El concierto que vacunó a Canarias contra el complejo
S.Calleja
Alegría pura: eso sentimos miles de canarios cuando Pedro Luis Quevedo, un joven que hoy bate marcas planetarias de streaming, detuvo por unos minutos su maquinaria para abrazar el folclore que le vio nacer. No es frecuente que un artista con millones de oyentes mire atrás con tanto cariño; menos aún que lo haga en público, sin temor a que un solo acorde de isa o de un timple arruguen su aura internacional. En la era de la globalización exprés, donde muchos esconden el acento como si fuera una mancha, la imagen de Quevedo invitando a Los Gofiones al escenario se ha convertido en un símbolo de orgullo isleño.
Sucedió la noche de este pasado sábado , cuando 41 000 almas llenaron el Estadio de Gran Canaria y la capital rozó el 90 % de ocupación hotelera: los pasajes de avión y de guagua marítima —permítanme la reiteración identitaria— se agotaron días antes para acudir a la cita.
Y, sin embargo, el mérito mayor fue poético. Bastaron dos canciones —“Somos Costeros” y “Gran Canaria”— para que medio estadio se convirtiera en romería y el resto del planeta, conectado en directo, aprendiera en tiempo real que el folclore canario no es una reliquia de salón de actos sino un latido que se sincroniza con cualquier beat de 808. Los Gofiones, fundados en 1968 para rescatar coplas orilleras, jamás habían cantado ante semejante océano humano, Quevedo, sin levantar la voz, les cedió la cresta de la ola con un gesto que vale más que mil proclamas institucionales.
Con ese abrazo intergeneracional, el trapero logró en minutos lo que algunos llevan décadas evitando: demostrar que honrar la raíz no resta modernidad, sino que la enriquece.
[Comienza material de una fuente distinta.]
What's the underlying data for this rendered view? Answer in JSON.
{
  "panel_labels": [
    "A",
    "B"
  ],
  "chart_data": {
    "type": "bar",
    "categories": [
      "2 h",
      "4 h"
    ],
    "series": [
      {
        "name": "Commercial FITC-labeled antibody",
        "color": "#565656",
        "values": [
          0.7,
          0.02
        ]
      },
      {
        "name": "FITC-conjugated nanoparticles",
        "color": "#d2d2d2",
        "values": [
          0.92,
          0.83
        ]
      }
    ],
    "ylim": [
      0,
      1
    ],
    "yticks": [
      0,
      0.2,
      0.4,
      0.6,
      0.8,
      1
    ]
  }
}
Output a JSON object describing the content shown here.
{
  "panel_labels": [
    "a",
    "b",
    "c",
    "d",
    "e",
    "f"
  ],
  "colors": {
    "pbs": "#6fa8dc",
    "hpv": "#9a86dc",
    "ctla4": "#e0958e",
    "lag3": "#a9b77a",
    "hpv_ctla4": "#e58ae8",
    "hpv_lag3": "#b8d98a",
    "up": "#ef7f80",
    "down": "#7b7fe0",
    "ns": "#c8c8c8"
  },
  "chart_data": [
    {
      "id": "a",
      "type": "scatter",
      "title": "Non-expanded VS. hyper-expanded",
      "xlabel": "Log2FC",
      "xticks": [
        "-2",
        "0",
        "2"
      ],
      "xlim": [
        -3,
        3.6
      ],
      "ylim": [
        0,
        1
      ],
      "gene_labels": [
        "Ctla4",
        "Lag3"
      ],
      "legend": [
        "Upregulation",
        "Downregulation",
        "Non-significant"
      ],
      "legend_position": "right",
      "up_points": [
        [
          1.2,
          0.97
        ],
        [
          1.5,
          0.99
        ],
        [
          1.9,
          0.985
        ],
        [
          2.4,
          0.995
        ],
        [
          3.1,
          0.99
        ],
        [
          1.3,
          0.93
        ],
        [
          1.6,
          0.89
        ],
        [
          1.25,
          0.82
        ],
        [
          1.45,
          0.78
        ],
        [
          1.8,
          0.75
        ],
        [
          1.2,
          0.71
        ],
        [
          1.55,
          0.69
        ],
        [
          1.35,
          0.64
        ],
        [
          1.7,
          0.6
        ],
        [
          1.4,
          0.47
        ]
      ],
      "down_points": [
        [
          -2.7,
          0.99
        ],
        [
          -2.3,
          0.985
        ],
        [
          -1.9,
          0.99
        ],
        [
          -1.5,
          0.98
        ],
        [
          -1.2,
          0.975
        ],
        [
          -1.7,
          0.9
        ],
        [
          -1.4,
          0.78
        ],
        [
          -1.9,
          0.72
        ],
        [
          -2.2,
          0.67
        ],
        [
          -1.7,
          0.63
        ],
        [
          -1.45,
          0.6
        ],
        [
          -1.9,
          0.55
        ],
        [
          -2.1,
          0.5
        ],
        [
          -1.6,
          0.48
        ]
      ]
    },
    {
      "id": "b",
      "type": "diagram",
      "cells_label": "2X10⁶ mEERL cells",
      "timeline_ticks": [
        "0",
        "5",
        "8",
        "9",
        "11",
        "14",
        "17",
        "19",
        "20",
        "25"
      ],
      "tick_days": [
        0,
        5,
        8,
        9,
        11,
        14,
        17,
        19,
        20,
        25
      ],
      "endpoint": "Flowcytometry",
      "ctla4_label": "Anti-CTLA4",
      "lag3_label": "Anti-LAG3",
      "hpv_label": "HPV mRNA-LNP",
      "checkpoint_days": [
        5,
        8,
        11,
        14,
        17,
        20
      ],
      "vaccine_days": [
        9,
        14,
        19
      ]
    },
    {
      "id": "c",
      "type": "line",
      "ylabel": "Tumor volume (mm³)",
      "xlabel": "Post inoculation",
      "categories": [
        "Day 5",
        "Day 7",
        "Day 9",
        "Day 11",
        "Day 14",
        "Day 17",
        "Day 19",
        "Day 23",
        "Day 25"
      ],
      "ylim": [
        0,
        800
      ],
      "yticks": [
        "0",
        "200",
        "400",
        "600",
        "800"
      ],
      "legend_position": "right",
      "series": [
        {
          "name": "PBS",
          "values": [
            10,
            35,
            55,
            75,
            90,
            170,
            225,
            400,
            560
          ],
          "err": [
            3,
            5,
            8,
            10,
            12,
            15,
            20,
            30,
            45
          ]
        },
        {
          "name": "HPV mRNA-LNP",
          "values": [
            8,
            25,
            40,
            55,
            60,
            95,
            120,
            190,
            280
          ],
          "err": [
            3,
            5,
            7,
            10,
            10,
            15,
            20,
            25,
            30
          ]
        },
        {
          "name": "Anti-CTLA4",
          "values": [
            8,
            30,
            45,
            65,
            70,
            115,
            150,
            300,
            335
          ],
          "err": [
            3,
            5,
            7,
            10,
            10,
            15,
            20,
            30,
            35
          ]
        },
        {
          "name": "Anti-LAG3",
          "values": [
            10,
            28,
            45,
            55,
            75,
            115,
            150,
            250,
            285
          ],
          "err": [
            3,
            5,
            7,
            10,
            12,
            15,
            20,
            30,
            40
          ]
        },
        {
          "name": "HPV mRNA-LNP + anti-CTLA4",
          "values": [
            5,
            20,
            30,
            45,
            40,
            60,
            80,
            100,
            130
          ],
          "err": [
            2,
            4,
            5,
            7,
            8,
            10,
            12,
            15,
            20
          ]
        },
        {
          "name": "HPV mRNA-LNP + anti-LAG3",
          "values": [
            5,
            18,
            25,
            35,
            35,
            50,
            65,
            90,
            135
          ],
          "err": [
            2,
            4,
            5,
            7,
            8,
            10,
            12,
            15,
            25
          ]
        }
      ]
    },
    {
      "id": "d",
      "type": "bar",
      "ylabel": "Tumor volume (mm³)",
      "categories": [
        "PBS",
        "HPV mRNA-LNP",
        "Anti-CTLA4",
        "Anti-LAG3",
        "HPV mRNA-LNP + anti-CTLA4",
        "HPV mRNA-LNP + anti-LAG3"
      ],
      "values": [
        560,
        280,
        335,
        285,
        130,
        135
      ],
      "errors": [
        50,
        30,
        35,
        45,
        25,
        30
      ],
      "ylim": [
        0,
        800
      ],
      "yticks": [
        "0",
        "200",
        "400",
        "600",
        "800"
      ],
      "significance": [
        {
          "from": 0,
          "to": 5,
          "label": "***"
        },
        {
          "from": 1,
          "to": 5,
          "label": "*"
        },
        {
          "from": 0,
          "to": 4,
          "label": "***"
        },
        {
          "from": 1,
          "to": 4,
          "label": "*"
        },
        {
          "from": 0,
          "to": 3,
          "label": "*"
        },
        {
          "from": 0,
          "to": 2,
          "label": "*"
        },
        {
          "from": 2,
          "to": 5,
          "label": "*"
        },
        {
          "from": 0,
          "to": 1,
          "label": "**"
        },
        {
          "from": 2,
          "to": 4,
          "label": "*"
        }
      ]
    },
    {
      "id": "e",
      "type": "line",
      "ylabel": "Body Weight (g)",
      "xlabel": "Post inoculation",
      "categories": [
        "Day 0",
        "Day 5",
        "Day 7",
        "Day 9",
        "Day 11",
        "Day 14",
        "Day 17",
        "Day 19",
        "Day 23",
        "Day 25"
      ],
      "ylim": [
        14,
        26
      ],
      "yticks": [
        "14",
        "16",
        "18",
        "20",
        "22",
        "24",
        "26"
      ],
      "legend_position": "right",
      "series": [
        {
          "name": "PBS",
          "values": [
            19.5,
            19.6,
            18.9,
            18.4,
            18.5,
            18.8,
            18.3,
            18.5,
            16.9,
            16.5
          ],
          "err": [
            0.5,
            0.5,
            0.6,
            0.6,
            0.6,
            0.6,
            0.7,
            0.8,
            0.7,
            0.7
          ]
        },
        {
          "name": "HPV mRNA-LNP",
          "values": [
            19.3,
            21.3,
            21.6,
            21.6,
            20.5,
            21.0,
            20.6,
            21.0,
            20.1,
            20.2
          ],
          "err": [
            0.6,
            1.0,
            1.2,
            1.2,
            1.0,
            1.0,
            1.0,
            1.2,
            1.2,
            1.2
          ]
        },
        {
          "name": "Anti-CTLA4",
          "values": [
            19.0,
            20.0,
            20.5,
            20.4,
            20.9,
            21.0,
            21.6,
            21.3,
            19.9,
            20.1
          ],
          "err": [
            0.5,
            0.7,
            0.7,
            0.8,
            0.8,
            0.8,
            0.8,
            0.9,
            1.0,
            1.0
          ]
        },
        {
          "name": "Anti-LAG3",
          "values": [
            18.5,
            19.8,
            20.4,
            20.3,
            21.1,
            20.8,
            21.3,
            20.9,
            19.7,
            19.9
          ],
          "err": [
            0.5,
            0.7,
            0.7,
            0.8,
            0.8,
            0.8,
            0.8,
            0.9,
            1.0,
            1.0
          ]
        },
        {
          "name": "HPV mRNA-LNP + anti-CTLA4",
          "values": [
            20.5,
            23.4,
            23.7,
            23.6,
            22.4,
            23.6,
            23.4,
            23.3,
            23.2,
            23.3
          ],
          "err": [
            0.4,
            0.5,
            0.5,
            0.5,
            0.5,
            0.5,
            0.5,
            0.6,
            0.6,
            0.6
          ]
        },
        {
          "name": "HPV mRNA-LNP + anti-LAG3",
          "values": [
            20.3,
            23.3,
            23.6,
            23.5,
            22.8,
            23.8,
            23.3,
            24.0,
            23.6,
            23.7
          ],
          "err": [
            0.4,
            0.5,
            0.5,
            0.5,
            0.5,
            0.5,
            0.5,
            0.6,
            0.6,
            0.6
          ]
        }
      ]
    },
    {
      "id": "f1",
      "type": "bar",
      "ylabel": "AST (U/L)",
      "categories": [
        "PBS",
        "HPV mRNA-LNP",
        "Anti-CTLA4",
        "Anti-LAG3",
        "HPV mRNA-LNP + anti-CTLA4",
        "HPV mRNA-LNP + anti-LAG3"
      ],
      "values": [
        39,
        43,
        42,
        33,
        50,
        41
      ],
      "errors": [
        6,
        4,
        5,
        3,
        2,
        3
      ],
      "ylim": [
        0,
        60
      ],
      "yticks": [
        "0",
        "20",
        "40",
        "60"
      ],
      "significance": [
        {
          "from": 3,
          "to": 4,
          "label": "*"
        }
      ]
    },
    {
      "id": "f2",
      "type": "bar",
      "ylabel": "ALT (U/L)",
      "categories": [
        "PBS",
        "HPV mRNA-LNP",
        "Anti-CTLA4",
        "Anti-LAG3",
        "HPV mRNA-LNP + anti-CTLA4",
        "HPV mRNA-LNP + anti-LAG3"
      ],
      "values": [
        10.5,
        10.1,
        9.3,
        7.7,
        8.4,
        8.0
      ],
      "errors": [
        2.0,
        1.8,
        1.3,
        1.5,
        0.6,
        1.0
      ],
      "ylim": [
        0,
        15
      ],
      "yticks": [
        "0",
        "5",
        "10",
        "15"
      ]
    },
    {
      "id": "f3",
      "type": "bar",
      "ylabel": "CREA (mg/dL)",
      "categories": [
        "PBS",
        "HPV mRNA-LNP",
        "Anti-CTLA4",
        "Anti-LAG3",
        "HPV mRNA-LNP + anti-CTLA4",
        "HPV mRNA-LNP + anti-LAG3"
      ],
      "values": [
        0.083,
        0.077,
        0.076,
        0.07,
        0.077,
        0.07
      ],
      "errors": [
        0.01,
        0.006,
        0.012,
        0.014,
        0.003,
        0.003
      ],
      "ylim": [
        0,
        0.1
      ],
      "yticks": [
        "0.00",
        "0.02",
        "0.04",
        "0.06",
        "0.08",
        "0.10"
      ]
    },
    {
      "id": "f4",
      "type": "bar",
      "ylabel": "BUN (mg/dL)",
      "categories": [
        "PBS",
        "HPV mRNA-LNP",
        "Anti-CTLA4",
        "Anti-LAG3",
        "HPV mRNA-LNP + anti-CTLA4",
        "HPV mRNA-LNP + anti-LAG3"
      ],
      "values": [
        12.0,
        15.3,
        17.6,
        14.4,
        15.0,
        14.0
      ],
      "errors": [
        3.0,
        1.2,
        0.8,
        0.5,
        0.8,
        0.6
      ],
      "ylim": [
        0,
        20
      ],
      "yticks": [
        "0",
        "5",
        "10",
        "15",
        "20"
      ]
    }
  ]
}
Mientras tanto, abundan quienes cambian el “ustedes” por “vosotros” en cuanto se cruzan con alguien de fuera de las islas , o quienes rebautizan la “guagua” como “autobús” por miedo a parecer lo que no quieren. A todos esos , Quevedo les recordó que la singularidad nunca empobrece; al contrario, cotiza al alza en un mercado saturado de clones vocales e identidades prefabricadas.
Porque esto va de generosidad: de ceder focos, micros y followers a unos veteranos que, sin ese altavoz, quizá nunca hubieran alcanzado a la audiencia global que ahora los comenta en TikTok. Va también de coherencia: Quevedo ha viajado medio mundo sin perder la “s” aspirada ni la “ch” que se arrastra como calima suave , pero sin exagerar( escribo esto y recuerdo al gran Manolo Vieira); prueba de que el cosmopolitismo no exige renegar de la tierra. Y va, sobre todo, de orgullo: del orgullo de escucharse y reconocer la voz propia como un valor, no como un lastre.
Puede que dentro de unos años recordemos aquella noche como el momento en que Canarias entendió que su folclore no necesitaba vitrinas, sino pantallas gigantes . Tal vez descubramos, con un punto de ironía, que una colaboración improvisada hizo más por la transmisión de nuestras coplas que un trimestre entero de asignatura optativa. Sea como fuere, la escena queda para la posteridad: un estadio coreando isas mientras un DJ lanza samples, y un muchacho de barrio aplaude emocionado con gafas oscuras y smoking. Ver eso sin que se le erice a uno la piel.
Brindemos, entonces, porque la próxima vez que alguien dude del valor de hablar canario, podamos señalar este concierto y decir: ahí está la prueba, viva y palpitante, de que lo nuestro no es rémora sino distintivo. Y terminemos con un deseo sencillo: que nunca falten artistas dispuestos a recordar al mundo, entre versos y tarareos, qué significa ser de estas islas sin renunciar a volar alto.